GDP growth may be 7-7.5% this fiscal, says Rangarajan

GDP growth may be 7-7.5% this fiscal, says Rangarajan
The Hindu Business Line, December 20, 2009, Page 4

Agriculture may show negative growth.

Our Bureau, Hyderabad

Dr C. Rangarajan, Chairman of the Economic Advisory Council to the Prime Minister, on Tuesday forecast the GDP to grow at 7 to 7.5 per cent this fiscal, signalling an improvement in the domestic economic climate.

Speaking at a meet on ‘Challenges before the Indian Economy' here today, he cautioned that agriculture could show a negative growth of 1-2 per cent, while the industrial and services sectors are projected to grow at 8.6 per cent and 8.7 per cent respectively.

Dr. Rangarajan also noted with concern the rising food inflation, which is at an 11-month high now, stating that the task ahead was to check food inflation.

He advocated a two-pronged strategy that included improving supplies by issuing out part of the foodgrain reserves through the PDS and importing certain additional foodgrain.

He indicated that the Reserve Bank of India could look at raising the CRR to suck out excess liquidity from the system, even though the central bank may watch the price movements for some more time before taking any decision on rate hike.

“I am not saying that a rise in the CRR is imminent,'' he said adding that the supply position of the food products and the seasonal decline in prices would also be factors in deciding the tools to deal with inflation.

Dr Rangarajan said the challenge next year would be to bring down fiscal deficit by 1-1.5 percentage points of the GDP. Agricultural growth should not be allowed to fall below four per cent, as a decline in growth by even one to two percentage points would translate into a significant shortfall in food production.

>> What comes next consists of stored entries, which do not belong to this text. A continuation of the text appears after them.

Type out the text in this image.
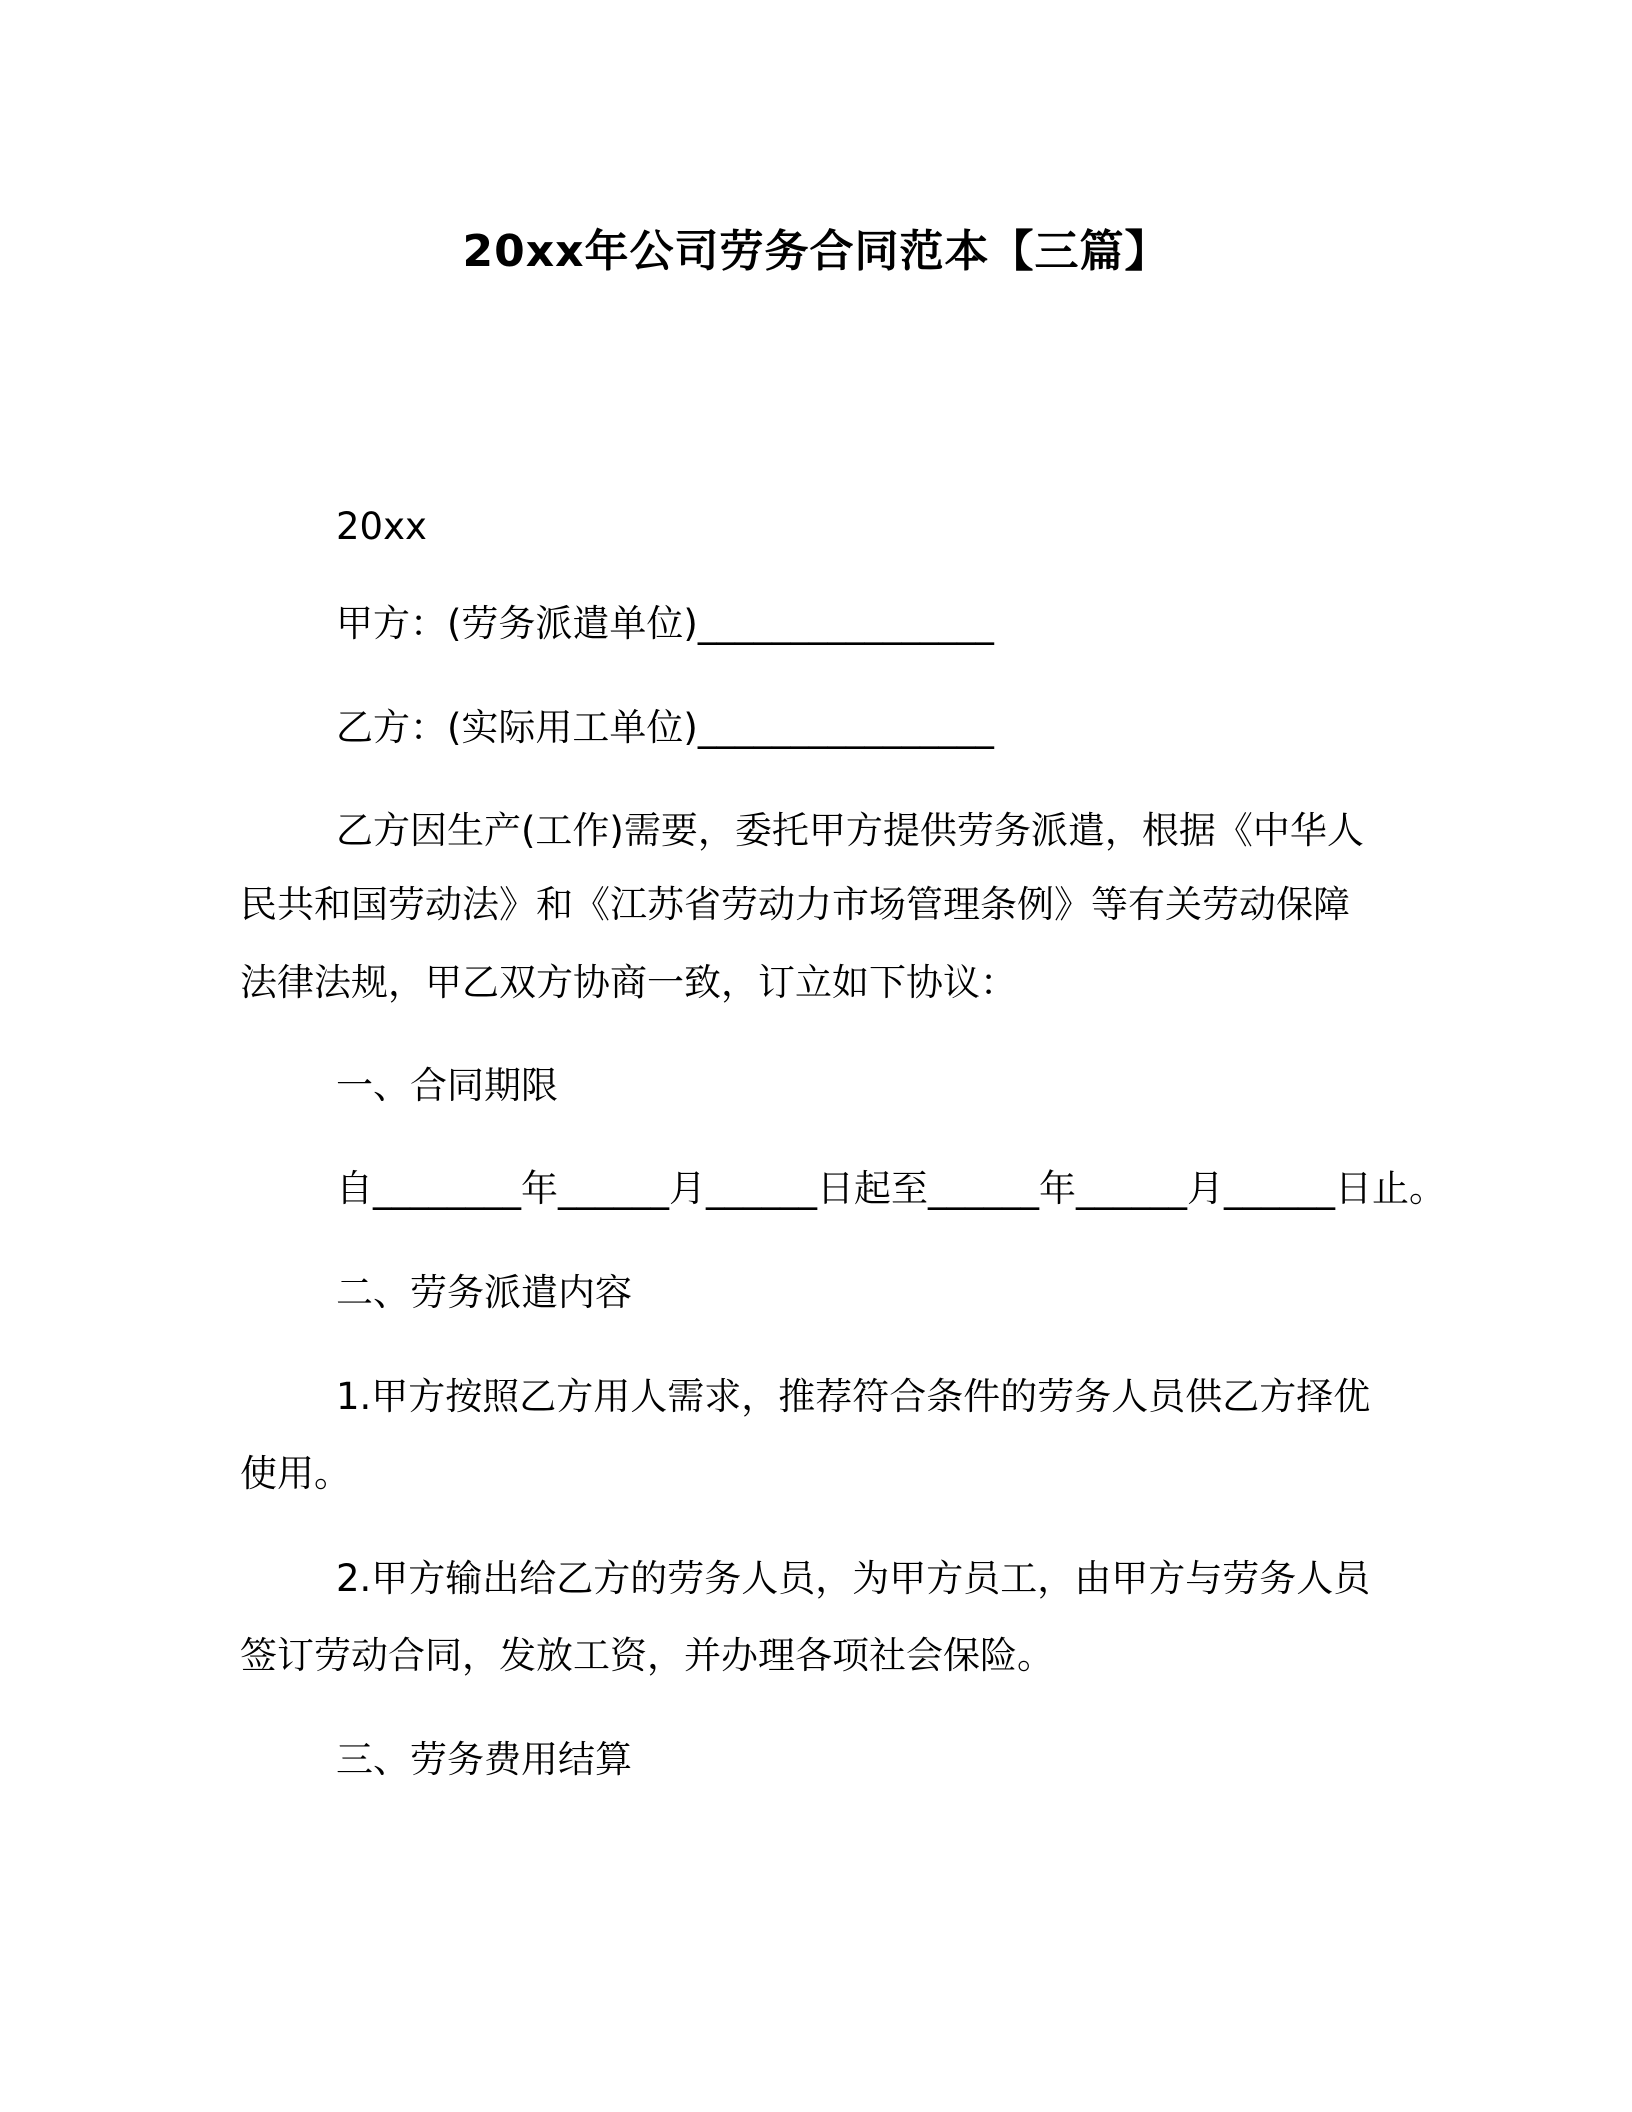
20xx年公司劳务合同范本【三篇】
20xx
甲方：(劳务派遣单位)________________
乙方：(实际用工单位)________________
乙方因生产(工作)需要，委托甲方提供劳务派遣，根据《中华人
民共和国劳动法》和《江苏省劳动力市场管理条例》等有关劳动保障
法律法规，甲乙双方协商一致，订立如下协议：
一、合同期限
自________年______月______日起至______年______月______日止。
二、劳务派遣内容
1.甲方按照乙方用人需求，推荐符合条件的劳务人员供乙方择优
使用。
2.甲方输出给乙方的劳务人员，为甲方员工，由甲方与劳务人员
签订劳动合同，发放工资，并办理各项社会保险。
三、劳务费用结算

Low yields and power shortage were the major challenges before increasing farm productivity.

In the long run, he felt that if there were to be a consistent growth of four per cent in agriculture and nine per cent in industrial and services sectors over the next two decades, India could be propelled into the club of developed nations.

He also called for prudence to improve the fiscal situation, identifying the root cause for the recent global economic crisis as proliferation of derivative products.

“The lesson to be learnt from the crisis is that all segments of the market need to be regulated,” he pointed out.

Deposit-based banking was more prudent than the practice of short-term borrowing from capital markets by banks, he felt.